Save A hearty, comforting stew featuring tender beef and a medley of nutritious root vegetables, all cooked quickly and effortlessly in the Instant Pot. Perfect for an easy, affordable family meal.
This beef stew was my go-to family dinner one chilly weekend. Everyone loved the tender chunks of beef and the rich, flavorful broth.
Ingredients
- Beef chuck or stewing beef: 2 lbs (900 g), cut into 1½-inch cubes
- Carrots: 3 medium, peeled and cut into 1-inch pieces
- Parsnips: 2, peeled and cut into 1-inch pieces
- Potatoes: 2 medium, peeled and cubed
- Onion: 1 large, chopped
- Celery: 2 stalks, sliced
- Garlic: 3 cloves, minced
- Beef broth: 3 cups (700 ml), low sodium preferred
- Diced tomatoes: 1 (14 oz / 400 g) can, with juice
- Tomato paste: 2 tbsp
- Vegetable oil: 2 tbsp
- Salt: 2 tsp, or to taste
- Black pepper: 1 tsp, freshly ground
- Dried thyme: 1 tsp
- Dried rosemary: 1 tsp
- Bay leaves: 2
- Cornstarch: 2 tbsp (optional, for slurry)
- Cold water: 2 tbsp (optional, for slurry)
- Parsley: 2 tbsp, fresh and chopped (optional garnish)
Instructions
- Brown the Beef:
- Set the Instant Pot to Sauté mode. Add oil and brown beef cubes in batches, about 3 to 4 minutes per batch. Transfer browned beef to a plate.
- Sauté Vegetables:
- Add onion, celery, and garlic to the pot. Sauté for 2 to 3 minutes until softened.
- Add Tomato Paste:
- Stir in tomato paste and cook for 1 minute.
- Combine Ingredients:
- Return beef to the pot. Add carrots, parsnips, potatoes, diced tomatoes with juice, beef broth, thyme, rosemary, bay leaves, salt, and pepper.
- Deglaze and Stir:
- Stir well, scraping the bottom to deglaze any browned bits.
- Pressure Cook:
- Lock the Instant Pot lid and set valve to Sealing. Cook on Manual/Pressure Cook at high pressure for 35 minutes.
- Release Pressure:
- Allow natural pressure release for 10 minutes, then carefully quick-release any remaining pressure.
- Thicken Stew:
- For a thicker stew, mix cornstarch and cold water to make a slurry.

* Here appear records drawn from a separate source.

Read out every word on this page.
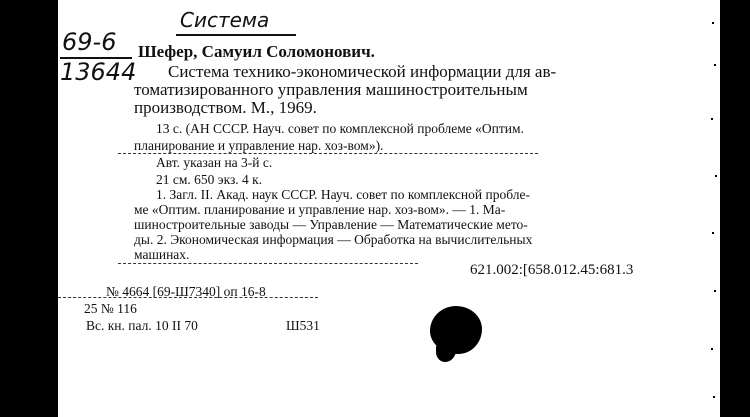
Система
69-6
13644
Шефер, Самуил Соломонович.
Система технико-экономической информации для ав-
томатизированного управления машиностроительным
производством. М., 1969.
13 с. (АН СССР. Науч. совет по комплексной проблеме «Оптим.
планирование и управление нар. хоз-вом»).
Авт. указан на 3-й с.
21 см. 650 экз. 4 к.
1. Загл. II. Акад. наук СССР. Науч. совет по комплексной пробле-
ме «Оптим. планирование и управление нар. хоз-вом». — 1. Ма-
шиностроительные заводы — Управление — Математические мето-
ды. 2. Экономическая информация — Обработка на вычислительных
машинах.
621.002:[658.012.45:681.3
№ 4664 [69-Ш7340] оп 16-8
25 № 116
Вс. кн. пал. 10 II 70	Ш531
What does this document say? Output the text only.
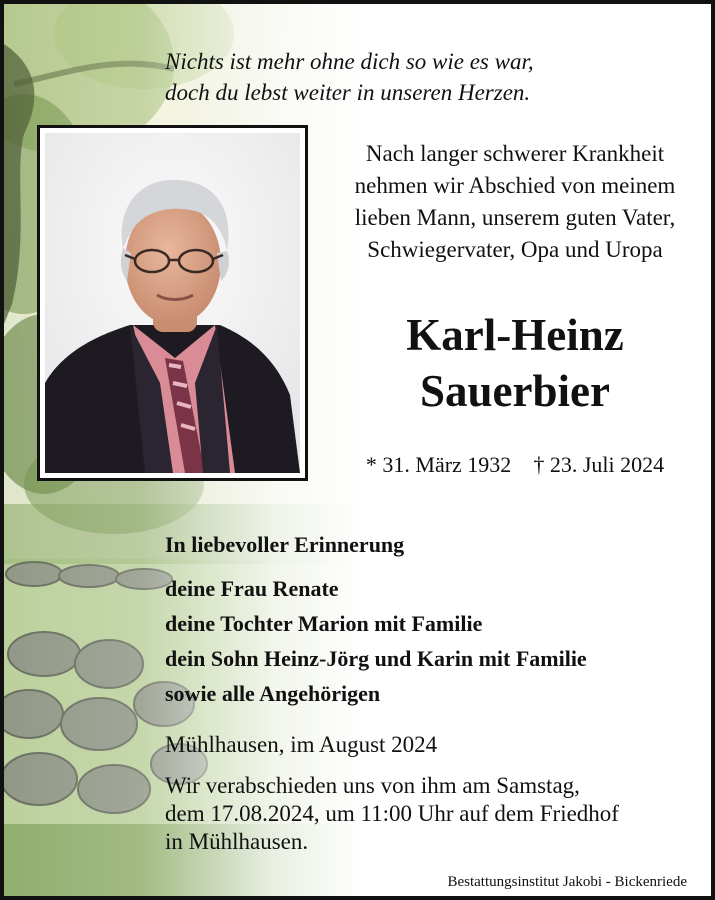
Nichts ist mehr ohne dich so wie es war,
doch du lebst weiter in unseren Herzen.
Nach langer schwerer Krankheit
nehmen wir Abschied von meinem
lieben Mann, unserem guten Vater,
Schwiegervater, Opa und Uropa
Karl-Heinz
Sauerbier
* 31. März 1932 † 23. Juli 2024
In liebevoller Erinnerung
deine Frau Renate
deine Tochter Marion mit Familie
dein Sohn Heinz-Jörg und Karin mit Familie
sowie alle Angehörigen
Mühlhausen, im August 2024
Wir verabschieden uns von ihm am Samstag,
dem 17.08.2024, um 11:00 Uhr auf dem Friedhof
in Mühlhausen.
Bestattungsinstitut Jakobi - Bickenriede
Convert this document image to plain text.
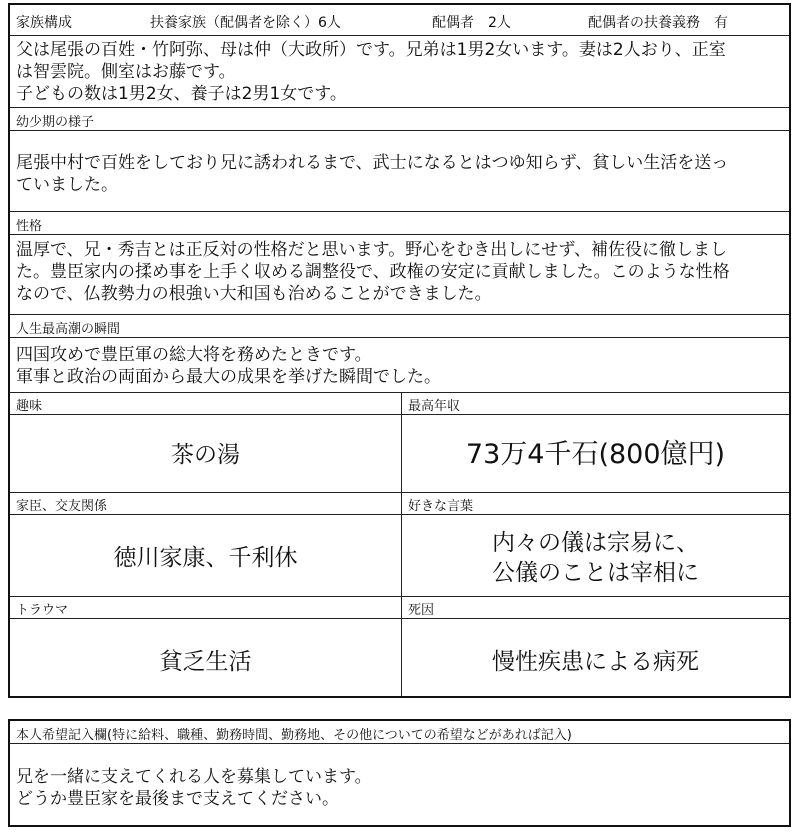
家族構成	扶養家族（配偶者を除く）6人	配偶者　2人	配偶者の扶養義務　有
父は尾張の百姓・竹阿弥、母は仲（大政所）です。兄弟は1男2女います。妻は2人おり、正室
は智雲院。側室はお藤です。
子どもの数は1男2女、養子は2男1女です。
幼少期の様子
尾張中村で百姓をしており兄に誘われるまで、武士になるとはつゆ知らず、貧しい生活を送っ
ていました。
性格
温厚で、兄・秀吉とは正反対の性格だと思います。野心をむき出しにせず、補佐役に徹しまし
た。豊臣家内の揉め事を上手く収める調整役で、政権の安定に貢献しました。このような性格
なので、仏教勢力の根強い大和国も治めることができました。
人生最高潮の瞬間
四国攻めで豊臣軍の総大将を務めたときです。
軍事と政治の両面から最大の成果を挙げた瞬間でした。
趣味
茶の湯
最高年収
73万4千石(800億円)
家臣、交友関係
徳川家康、千利休
好きな言葉
内々の儀は宗易に、
公儀のことは宰相に
トラウマ
貧乏生活
死因
慢性疾患による病死
本人希望記入欄(特に給料、職種、勤務時間、勤務地、その他についての希望などがあれば記入)
兄を一緒に支えてくれる人を募集しています。
どうか豊臣家を最後まで支えてください。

Set Instant Pot to Sauté, stir in slurry, and simmer for 2 to 3 minutes until thickened.
- Finish & Serve:
- Remove bay leaves. Adjust seasoning to taste. Serve hot, garnished with chopped parsley if desired.
Save My kids always ask for seconds when this stew is on the table. It is a comforting meal that brings our family together at dinnertime.
Serving Suggestions
This stew pairs wonderfully with a slice of crusty bread and a green salad.
Make-Ahead and Storage
Cool leftover stew before storing in airtight containers. It will keep for up to three days in the refrigerator, or can be frozen for up to two months.
Nutritional Information
Each serving contains approximately 385 calories, 15 g of fat, 28 g of carbohydrates, and 34 g of protein.
Save Enjoy a warm bowl of this hearty beef stew on a busy weeknight or when craving comfort food. The Instant Pot makes family meals both quick and satisfying.
Recipe Questions & Answers
- → How do I ensure the beef is tender?
Browning the beef before pressure cooking seals in juices and enhances flavor. Cooking under high pressure for 35 minutes breaks down connective tissue for tenderness.
- → Can I substitute the root vegetables?
Yes, parsnips can be swapped with turnips or rutabaga, and potatoes can be replaced with other starchy vegetables to suit preference.
- → How can I thicken the stew broth?
Mix cornstarch with cold water to make a slurry, then stir into the hot stew while simmering until desired thickness is reached.
- → Is it possible to add extra flavor to the stew?
Adding a splash of red wine with the broth adds depth and enriches the overall taste of the stew.
- → What is the best way to store leftovers?
Cool leftovers quickly, then store in airtight containers in the refrigerator for up to 3 days or freeze for longer storage.